For the Ability to Smile and Convey Emotion
The Smile Surgery program delivers state-of-the-art surgical care for smile restoration and facial reanimation to patients with facial paralysis. Combining these two areas of highly specialized training has allowed the creation of this unique and comprehensive facial reanimation program.

The goal of smile surgery is to recreate the dynamic ability to raise the corner of the mouth and smile in a natural way. Our fellowship-trained plastic surgeons have successfully restored the ability to smile and convey emotion to patients, changing their lives forever.
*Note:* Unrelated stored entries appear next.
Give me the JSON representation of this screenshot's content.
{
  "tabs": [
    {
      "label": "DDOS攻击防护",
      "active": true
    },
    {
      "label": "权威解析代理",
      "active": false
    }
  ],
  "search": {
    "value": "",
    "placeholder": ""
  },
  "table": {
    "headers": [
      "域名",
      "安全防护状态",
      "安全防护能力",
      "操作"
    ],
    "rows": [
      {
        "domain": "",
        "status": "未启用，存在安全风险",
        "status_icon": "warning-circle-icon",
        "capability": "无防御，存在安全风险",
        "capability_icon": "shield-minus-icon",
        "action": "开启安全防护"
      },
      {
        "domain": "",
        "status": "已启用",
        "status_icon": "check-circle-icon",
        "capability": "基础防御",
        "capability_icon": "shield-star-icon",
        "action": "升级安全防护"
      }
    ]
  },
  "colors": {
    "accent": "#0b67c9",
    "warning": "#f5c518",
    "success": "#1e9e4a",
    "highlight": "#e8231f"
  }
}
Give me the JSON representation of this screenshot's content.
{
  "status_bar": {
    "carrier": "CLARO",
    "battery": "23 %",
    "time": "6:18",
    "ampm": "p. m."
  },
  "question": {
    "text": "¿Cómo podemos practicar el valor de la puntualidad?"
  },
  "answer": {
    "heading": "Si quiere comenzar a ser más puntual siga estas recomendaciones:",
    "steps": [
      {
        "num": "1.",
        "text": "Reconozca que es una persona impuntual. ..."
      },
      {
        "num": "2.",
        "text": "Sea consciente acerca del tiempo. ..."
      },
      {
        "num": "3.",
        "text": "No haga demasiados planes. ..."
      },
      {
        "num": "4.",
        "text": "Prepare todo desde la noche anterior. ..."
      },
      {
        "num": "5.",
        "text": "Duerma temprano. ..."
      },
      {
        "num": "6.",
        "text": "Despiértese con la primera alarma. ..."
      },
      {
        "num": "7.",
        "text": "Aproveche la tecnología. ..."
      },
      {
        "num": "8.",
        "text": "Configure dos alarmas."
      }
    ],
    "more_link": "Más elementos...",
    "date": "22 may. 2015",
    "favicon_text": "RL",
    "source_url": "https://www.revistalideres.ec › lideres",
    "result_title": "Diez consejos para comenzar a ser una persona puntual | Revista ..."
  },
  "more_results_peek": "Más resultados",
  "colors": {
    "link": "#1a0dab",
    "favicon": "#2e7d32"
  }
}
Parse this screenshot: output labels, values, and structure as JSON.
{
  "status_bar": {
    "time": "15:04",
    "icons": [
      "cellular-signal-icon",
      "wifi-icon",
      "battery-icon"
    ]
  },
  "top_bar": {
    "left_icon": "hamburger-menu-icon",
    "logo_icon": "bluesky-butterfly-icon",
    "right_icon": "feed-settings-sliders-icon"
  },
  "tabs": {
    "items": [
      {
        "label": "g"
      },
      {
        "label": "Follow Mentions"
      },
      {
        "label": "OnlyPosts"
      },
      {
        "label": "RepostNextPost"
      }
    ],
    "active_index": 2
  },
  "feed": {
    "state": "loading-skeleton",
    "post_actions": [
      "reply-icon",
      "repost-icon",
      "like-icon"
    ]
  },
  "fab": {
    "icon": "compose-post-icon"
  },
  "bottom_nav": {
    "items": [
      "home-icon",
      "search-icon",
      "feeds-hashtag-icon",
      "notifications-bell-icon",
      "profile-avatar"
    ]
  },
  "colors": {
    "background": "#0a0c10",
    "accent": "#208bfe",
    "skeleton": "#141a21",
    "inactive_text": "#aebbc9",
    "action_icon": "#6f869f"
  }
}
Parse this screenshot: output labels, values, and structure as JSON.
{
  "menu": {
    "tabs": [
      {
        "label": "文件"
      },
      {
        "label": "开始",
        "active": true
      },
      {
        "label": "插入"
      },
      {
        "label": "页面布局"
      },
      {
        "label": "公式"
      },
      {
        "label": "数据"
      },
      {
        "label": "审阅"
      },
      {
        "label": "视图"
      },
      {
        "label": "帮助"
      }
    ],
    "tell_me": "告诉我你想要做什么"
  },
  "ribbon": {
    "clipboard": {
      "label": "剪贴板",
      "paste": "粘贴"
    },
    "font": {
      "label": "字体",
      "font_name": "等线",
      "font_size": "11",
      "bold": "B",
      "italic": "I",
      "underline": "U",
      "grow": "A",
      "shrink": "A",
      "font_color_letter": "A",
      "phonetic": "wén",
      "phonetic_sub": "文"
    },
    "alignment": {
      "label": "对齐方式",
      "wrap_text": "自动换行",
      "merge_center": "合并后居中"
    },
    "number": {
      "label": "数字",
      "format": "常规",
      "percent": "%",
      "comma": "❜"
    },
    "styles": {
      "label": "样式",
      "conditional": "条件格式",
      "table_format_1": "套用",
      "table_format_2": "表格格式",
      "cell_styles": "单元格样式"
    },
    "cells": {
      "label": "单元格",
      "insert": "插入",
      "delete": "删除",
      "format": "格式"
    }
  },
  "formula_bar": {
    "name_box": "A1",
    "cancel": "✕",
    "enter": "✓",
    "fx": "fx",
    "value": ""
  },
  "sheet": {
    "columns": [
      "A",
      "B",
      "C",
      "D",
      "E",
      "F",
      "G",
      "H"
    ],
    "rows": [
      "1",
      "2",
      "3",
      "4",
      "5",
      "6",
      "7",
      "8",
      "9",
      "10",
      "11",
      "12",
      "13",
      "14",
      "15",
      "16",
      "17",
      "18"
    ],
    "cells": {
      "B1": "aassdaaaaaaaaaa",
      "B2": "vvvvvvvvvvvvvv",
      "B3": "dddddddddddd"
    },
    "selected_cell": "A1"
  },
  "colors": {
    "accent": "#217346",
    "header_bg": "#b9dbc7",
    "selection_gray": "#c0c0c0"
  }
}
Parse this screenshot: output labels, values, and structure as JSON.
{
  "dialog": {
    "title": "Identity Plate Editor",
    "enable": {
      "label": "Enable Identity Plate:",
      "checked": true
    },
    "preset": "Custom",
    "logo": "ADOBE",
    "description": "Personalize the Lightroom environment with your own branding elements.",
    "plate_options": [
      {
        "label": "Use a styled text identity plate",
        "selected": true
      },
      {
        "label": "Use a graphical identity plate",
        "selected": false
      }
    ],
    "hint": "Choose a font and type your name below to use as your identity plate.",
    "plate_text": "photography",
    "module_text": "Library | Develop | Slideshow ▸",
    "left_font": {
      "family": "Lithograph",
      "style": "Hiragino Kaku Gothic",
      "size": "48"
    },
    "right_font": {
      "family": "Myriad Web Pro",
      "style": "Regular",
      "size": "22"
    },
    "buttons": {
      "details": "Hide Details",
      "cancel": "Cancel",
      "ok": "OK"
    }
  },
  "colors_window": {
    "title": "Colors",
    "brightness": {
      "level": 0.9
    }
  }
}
Am I a good candidate for Smile Restoration/Facial Reanimation Surgery?
Good candidates generally have permanent total or nearly total facial paralysis on the affected side. As part of the comprehensive care plan, each potential patient must be screened and examined carefully to make sure that he or she is a good candidate. Careful analysis of more than just the loss of the ability to smile will be addressed, as many patients will also have other issues, such as eyebrow droop and lip incompetence.

New techniques in facial reanimation surgery allow the smile to be restored in a single operation, instead of the traditional two-stage surgery. Patients who are not candidates for a single-stage procedure may be candidates for the two-stage procedure. Your surgeon will work with you to determine which treatment is right for you.

I do not live in Chicago, do you take care of patients from out of state?
We routinely take care of patients from throughout the United States. Please reuest a consultation and we will set up an initial screening via email or phone to determine whether you are a candidate for surgery.

Procedure Description

  • Length of surgery: 6 to 10 hours
  • Length of stay: 2 to 3 day hospital stay

Recovery Process and Final Result
After being discharged from the hospital, you can expect:

  • Swelling: 3 to 4 weeks
  • Soreness: Leg soreness generally resolves within 1 to 2 weeks

You will usually begin to see movement 4 to 6 months after the surgery. With practice, you should continue to improve for 1 to 2 years.